Into this world, comes Splice Machine with its scale-out data platform. You can do your standard ACID-compliant OLTP processing, data ingestion via Spark streaming and Kafka topics, query processing via ANSI SQL, and get your analytical workload without ETL. They even claim support of procedural language like PL/SQL for Oracle data. With their support of machine learning, they demonstrated predictive analytics. The current focus is on verticals like Healthcare, Telco, Retail, and Finance (Wells fargo), etc.

In the cacophony of Big Data and IoT noise, it is hard to separate facts from fiction. But I do see a role for a “unified” approach like Splice Machine. Again, the proof is always in the pudding – some real-life customer deployment scenarios with performance numbers will prove the hypothesis and their claim of 10x faster speed with one-fourth the cost.


Data Unification at scale

This term Data Unification is new in the Big Data lexicon, pushed by varieties of companies such as Talend, 1010Data, and TamR. Data unification deals with the domain known as ETL (Extraction, Transformation, Loading), initiated during the 1990s when Data Warehousing was gaining relevance. ETL refers to the process of extracting data from inside or outside sources (multiple applications typically developed and supported by different vendors or hosted on separate hardware), transform it to fit operational needs (based on business rules), and load it into end target databases, more specifically, an operational data store, data mart, or a data warehouse. These are read-only databases for analytics. Initially the analytics was mostly retroactive (e.g. how many shoppers between age 25-35 bought this item between May and July?). This was like driving a car looking at the rear-view mirror. Then forward-looking analysis (called data mining) started to appear. Now business also demands “predictive analytics” and “streaming analytics”.

During my IBM and Oracle days, the ETL in the first phase was left for outside companies to address. This was unglamorous work and key vendors were not that interested to solve this. This gave rise to many new players such as Informatica, Datastage, Talend and it became quite a thriving business. We also see many open-source ETL companies.

The ETL methodology consisted of: constructing a global schema in advance, for each local data source write a program to understand the source and map to the global schema, then write a script to transform, clean (homonym and synonym issues) and dedup (get rid of duplicates) it. Programs were set up to build the ETL pipeline. This process has matured over 20 years and is used today for data unification problems. The term MDM (Master Data Management) points to a master representation of all enterprise objects, to which everybody agrees to confirm.

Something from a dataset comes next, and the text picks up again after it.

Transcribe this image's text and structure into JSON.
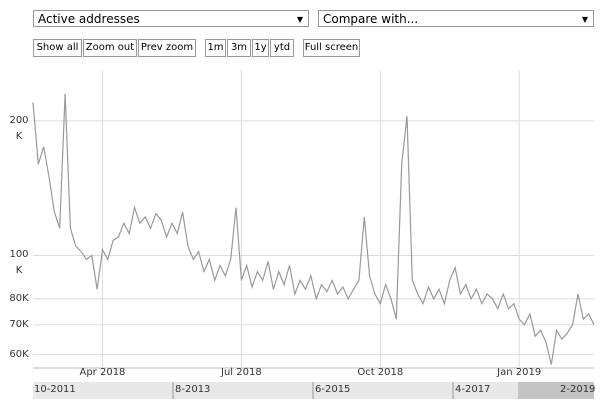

In the world of Big Data, this approach is very inadequate. Why?

  • data unification at scale is a very big deal. The schema-first approach works fine with retail data (sales transactions, not many data sources,..), but gets extremely hard with sources that can be hundreds or even thousands. This gets worse when you want to unify public data from the web with enterprise data.
  • human labor to map each source to a master schema gets to be costly and excessive. Here machine learning is required and domain experts should be asked to augment where needed.
  • real-time data unification of streaming data and analysis can not be handled by these solutions.

Another solution called “data lake” where you store disparate data in their native format, seems to address the “ingest” problem only. It tries to change the order of ETL to ELT (first load then transform). However it does not address the scale issues. The new world needs bottoms-up data unification (schema-last) in real-time or near real-time.

The typical data unification cycle can go like this – start with a few sources, try enriching the data with say X, see if it works, if you fail then loop back and try again. Use enrichment to improve and do everything automatically using machine learning and statistics. But iterate furiously. Ask for help when needed from domain experts. Otherwise the current approach of ETL or ELT can get very expensive.